Montecfo
Give me a museum and I'll fill it. (Picasso) Give me a forum ...
Well pb4uski it seems we agree on most things. And maybe where we differ is on framework.If one wants to close a crazy loophole are they a tax collector or just trying to correct a crazy loophole? The federal government should not be making and retaining loopholes that benefit the wealthy just because it can.
I understand that the historical reason for stepped up basis was that it was the quid quo pro for the estate tax (not really the inheritance tax as you stated). I would concede that it made sense back when the estate tax exemption was lower. As early as 2000 the exemption was only $675,000 and if it wasn't currently almost $14 million (almost $28 million for a couple) then I probably wouldn't feel so strongly about it.
I generally agree that the family farm or business shouldn't have to be sold just to pay the estate tax, but there are ways to deal with that through permanent life insurance on the principal owners that provide the funds to pay the estate tax and that was done for years when the estate tax exemption was lower/more reasonable. Also, you may have missed in the post that you responded to that I suggested that the tax on the unrealized gains could be made payable over 5 or 10 years. That was suggested specifically so the family farm or business would not need to be sold to pay the estate taxes.
However it make no sense to me that if someone inherits a $2 million traditional IRA that they need to drain it over 10 years and pay the tax on the withdrawals but OTOH if someone inherits a family farm or business with a $2 million unrealized gain that not only does the estate generally not pay estate tax but also they never have to pay tax on that unrealized gain at all.
IMO, it is an obscene inequity in the tax law that does nothing but to benefit the wealthy and should be closed. There will need to be an independent appraisal to set the stepped up basis of the family farm or business under current law and that same independent appraisal can be used to set the value of thec family farm or business. The basis will be known from the business' capital asset and depreciation records.
The wealth in America is owned by its people. It is not owned by the government which allows people to retain some simply due to largesse.
I don't see the estate tax exemption or stepped up basis as a "loophole". In fact both are fully intended features of the tax law which have been in place for generations.
And it is a bit of a trap to demonize the "wealthy" since we have designed a system where the wealthy tax virtually all of the federal income tax in the US. So all tax cuts "benefit the wealthy" in dollars but have also reduced many folks' federal income tax burden by 100%. Almost 50% pay no income tax (in fact for many their tax rate is negative due to refundable credits). The top 1% of earners pay 40% of the federal income tax. The top 5% which includes many of us here pay 66% (source USAFacts).

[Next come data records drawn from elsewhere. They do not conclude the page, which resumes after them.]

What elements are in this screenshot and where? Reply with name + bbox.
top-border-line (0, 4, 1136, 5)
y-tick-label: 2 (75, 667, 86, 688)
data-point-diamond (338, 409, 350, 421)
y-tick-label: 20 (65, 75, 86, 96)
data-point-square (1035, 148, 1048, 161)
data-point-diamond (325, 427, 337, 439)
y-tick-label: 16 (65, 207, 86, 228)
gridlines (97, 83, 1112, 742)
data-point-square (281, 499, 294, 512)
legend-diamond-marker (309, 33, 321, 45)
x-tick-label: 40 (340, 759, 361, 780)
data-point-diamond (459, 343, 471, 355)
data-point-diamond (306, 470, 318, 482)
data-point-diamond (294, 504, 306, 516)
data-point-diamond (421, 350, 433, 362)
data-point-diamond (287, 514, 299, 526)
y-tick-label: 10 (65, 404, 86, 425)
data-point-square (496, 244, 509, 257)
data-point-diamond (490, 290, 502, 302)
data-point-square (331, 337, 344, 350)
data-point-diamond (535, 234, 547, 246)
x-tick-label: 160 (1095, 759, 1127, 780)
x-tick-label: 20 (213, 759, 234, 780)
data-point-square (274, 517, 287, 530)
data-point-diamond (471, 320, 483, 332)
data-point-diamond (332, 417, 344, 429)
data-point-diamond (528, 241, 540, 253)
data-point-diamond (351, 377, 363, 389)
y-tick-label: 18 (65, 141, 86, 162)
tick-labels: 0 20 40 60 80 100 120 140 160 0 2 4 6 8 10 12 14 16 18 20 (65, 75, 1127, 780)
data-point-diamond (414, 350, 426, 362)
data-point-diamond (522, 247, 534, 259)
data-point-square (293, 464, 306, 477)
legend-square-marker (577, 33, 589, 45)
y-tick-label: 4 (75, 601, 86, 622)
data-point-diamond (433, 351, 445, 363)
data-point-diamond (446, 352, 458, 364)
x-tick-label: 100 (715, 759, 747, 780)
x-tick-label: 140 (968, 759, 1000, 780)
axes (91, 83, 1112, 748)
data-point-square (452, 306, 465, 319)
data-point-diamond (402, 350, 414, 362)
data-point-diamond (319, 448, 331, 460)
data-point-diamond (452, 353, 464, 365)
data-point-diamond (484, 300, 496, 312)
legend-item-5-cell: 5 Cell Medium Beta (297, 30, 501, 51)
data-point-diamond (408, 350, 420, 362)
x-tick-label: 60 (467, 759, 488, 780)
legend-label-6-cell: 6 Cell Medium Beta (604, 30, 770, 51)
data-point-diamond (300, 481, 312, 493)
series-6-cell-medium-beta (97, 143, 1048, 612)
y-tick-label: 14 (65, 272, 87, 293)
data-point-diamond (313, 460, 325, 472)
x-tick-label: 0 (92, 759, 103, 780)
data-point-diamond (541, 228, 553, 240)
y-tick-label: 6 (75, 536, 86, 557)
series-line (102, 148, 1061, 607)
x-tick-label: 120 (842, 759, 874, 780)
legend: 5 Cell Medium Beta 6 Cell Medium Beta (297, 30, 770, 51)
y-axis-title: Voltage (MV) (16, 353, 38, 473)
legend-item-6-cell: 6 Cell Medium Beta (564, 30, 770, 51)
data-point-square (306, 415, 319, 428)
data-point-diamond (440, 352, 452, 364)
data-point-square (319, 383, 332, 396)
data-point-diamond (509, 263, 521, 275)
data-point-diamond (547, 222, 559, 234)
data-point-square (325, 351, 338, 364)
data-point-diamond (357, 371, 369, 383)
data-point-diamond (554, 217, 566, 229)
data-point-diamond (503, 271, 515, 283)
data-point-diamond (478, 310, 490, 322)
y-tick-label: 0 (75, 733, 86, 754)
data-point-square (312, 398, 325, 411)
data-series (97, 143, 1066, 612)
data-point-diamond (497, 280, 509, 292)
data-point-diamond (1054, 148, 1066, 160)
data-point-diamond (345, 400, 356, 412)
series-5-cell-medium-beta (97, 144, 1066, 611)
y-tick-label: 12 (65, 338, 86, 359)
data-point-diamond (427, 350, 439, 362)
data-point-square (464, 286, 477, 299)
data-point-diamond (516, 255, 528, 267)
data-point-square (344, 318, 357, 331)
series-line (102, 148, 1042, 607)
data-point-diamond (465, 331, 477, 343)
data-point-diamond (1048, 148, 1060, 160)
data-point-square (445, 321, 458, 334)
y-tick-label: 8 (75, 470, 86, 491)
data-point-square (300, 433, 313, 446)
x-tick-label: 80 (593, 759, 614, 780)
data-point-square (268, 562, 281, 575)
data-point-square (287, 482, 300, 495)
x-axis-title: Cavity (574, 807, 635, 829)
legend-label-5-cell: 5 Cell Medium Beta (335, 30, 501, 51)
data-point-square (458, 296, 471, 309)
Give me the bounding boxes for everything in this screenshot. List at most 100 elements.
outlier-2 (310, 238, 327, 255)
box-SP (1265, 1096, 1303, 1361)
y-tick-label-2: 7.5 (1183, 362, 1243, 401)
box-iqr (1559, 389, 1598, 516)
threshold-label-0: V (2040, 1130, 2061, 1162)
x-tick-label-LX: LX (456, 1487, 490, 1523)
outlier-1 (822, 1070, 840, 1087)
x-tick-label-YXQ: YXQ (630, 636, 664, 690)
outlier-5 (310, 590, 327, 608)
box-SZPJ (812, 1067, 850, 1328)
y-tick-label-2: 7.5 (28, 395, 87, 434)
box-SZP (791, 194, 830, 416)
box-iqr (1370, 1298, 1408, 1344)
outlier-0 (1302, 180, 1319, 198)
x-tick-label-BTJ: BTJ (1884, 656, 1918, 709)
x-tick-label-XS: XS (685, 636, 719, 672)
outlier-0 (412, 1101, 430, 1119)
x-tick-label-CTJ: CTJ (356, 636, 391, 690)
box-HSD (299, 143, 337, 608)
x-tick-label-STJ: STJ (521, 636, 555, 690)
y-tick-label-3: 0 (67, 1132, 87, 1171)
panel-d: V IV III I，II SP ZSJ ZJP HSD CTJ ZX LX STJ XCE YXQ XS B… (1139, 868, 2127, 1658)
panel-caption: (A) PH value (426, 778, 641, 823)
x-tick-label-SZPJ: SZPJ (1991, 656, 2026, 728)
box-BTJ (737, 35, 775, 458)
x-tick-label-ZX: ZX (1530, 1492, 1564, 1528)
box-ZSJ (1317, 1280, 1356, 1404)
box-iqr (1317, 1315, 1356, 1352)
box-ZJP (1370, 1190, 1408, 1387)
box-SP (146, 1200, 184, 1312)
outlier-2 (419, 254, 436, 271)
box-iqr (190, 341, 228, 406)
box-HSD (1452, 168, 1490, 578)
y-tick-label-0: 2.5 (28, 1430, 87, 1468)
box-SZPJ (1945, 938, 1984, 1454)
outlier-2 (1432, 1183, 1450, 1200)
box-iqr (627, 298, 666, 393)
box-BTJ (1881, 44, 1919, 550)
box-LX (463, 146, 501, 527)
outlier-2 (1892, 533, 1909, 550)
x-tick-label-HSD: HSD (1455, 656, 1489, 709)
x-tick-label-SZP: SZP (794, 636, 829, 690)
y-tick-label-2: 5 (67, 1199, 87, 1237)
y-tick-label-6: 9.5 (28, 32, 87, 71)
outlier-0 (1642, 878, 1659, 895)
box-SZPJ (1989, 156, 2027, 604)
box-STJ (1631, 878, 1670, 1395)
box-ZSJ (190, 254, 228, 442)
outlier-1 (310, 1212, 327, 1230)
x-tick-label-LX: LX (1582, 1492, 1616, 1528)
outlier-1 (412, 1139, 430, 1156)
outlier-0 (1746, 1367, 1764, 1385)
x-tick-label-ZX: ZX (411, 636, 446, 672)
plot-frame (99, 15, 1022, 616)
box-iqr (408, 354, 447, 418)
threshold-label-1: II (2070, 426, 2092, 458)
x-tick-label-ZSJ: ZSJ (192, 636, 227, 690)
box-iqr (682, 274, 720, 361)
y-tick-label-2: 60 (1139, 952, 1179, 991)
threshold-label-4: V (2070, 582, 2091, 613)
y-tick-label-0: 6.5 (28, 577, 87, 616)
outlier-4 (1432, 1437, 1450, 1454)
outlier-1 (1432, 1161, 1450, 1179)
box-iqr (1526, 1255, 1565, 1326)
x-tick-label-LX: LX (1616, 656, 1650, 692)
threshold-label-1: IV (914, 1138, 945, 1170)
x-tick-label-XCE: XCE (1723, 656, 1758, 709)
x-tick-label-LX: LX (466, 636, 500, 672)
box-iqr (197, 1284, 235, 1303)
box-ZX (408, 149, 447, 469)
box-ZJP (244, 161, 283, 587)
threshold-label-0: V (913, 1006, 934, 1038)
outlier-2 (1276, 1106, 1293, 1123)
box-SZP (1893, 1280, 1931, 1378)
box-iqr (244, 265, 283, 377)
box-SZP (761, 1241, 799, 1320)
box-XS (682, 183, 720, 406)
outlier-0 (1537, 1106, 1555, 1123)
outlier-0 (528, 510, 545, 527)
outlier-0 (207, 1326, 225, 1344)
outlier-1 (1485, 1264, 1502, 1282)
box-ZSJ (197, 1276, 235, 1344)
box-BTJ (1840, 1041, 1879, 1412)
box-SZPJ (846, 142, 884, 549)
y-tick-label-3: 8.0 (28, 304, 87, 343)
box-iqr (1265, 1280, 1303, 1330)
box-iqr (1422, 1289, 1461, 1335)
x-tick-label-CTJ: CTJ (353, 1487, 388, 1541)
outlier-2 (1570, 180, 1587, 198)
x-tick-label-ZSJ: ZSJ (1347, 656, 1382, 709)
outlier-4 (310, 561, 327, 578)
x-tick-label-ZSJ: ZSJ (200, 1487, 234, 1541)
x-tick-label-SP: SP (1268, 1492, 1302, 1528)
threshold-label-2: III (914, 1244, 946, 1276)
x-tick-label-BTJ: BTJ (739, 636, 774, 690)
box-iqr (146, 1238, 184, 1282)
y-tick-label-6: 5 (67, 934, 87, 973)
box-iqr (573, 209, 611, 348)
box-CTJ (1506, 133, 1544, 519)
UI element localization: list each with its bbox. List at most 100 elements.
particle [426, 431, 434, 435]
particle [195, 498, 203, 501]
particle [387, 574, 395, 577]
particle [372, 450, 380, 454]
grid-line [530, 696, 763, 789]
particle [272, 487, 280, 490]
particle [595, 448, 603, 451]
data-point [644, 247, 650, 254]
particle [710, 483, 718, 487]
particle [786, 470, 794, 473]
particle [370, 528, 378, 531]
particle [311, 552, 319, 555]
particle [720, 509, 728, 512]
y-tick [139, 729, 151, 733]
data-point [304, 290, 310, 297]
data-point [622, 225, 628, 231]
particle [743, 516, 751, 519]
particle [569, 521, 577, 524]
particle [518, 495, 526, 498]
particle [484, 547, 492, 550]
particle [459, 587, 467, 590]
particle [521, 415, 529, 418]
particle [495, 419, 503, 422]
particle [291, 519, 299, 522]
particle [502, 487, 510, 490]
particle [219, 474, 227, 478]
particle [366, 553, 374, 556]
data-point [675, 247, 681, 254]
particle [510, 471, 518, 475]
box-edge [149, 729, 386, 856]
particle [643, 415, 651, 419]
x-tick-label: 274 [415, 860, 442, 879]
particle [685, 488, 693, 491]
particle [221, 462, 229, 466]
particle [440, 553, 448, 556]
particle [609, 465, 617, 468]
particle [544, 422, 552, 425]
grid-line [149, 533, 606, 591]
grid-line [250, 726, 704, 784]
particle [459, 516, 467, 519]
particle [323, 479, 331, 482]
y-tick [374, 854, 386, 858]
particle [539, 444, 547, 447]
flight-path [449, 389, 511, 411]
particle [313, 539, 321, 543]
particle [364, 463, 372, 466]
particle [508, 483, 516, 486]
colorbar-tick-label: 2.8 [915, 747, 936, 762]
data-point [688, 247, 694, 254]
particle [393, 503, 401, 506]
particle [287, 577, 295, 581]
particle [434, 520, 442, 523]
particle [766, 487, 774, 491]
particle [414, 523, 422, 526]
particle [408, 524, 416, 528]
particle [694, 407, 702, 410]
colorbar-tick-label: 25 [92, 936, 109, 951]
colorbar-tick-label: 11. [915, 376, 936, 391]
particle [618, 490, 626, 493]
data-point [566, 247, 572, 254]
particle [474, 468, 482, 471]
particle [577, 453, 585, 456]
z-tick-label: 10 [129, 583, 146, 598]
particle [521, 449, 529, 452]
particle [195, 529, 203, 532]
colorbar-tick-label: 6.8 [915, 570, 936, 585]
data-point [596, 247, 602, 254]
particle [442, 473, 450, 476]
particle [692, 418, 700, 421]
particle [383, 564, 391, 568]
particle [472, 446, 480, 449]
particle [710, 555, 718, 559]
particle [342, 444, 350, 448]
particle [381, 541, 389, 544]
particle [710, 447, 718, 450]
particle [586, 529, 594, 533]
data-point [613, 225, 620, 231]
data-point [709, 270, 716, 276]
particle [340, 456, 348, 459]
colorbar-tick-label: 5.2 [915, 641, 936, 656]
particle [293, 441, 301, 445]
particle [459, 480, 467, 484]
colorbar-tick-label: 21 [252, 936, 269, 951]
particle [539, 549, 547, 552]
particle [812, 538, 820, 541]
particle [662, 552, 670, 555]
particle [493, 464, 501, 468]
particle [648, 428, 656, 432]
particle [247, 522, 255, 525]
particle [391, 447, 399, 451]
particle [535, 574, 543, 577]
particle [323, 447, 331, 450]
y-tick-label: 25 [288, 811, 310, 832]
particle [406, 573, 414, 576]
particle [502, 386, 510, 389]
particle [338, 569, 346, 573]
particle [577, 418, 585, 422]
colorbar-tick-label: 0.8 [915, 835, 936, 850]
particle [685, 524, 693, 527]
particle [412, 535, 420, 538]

Wealth is accumulated in America by risk taking and grit. People work their entire careers to build as much wealth as they can for their family, accepting the burden of paying the nation's federal state and local income taxes along the way. The estate tax should not be taking away that wealth in my view. A reasonable exemption I think is appropriate (currently $14m per person) especially when estate tax rates are so high, escalating quickly to 40% and including previously taxed assets.
And of course anyone who feels they are not paying enough can send a check directly to the US treasury in whatever amount they wish.
The thread drift can sometimes be the most compelling part of a thread but while we have moved far afield from SS but we certainly have not deviated from the world of taxes, a very interesting topic always.